Stefanik in 'strong position' ahead of vote on Cheney replacement

Rep. Elise Stefanik (R-N.Y.) appealed for support Thursday ahead of a Friday vote on replacing Rep. Liz Cheney (R-Wyo.) as Republican conference chair, the No. 3 leadership post. Stefanik, a former moderate who has become a staunch supporter of former President Donald Trump, has received Trump's endorsement. She said at Thursday's candidate forum that she believed she was "in a strong position" heading into Friday's vote. She also has support from House Minority Leader Kevin McCarthy (R-Calif.) and prominent Freedom Caucus member Rep. Jim Jordan (R-Ohio). But Rep. Chip Roy (R-Texas), also a member of the conservative Freedom Caucus, also has launched a bid, saying, "this must be a contested race — not a coronation." Cheney was forced out over her ongoing criticism of Trump's "lie" that the 2020 election was stolen from him.

10

Fractured beam forces closure of crucial Mississippi River bridge

Authorities have shut down the heavily traveled Hernando de Soto Bridge over the Mississippi River indefinitely to repair a break in a critical beam.

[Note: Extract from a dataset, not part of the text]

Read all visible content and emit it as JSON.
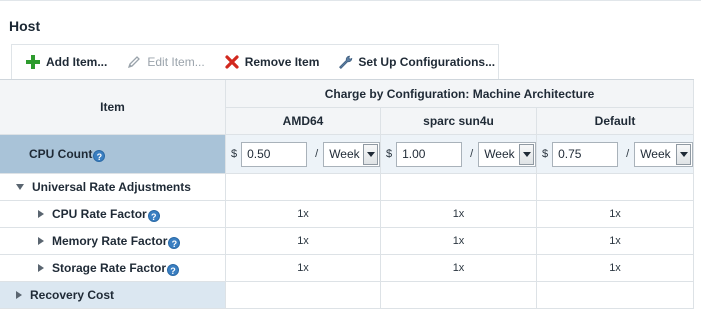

An inspector who spotted the crack immediately called 911 saying: "We need to get people off the bridge immediately!" The Interstate 40 bridge runs between Memphis, Tennessee, and Arkansas. More than 35,000 vehicles cross it daily, a third of it commercial traffic. The fracture also forced a halt to Mississippi barge traffic. The disruption could create significant supply-chain disruptions. "Memphis is really a nerve center of this country from a supply chain perspective," said William B. Dunavant III, CEO and president of logistics company Dunavant Enterprises. The shutdown came as President Biden and Republicans discuss competing proposals to fix the nation's aging infrastructure.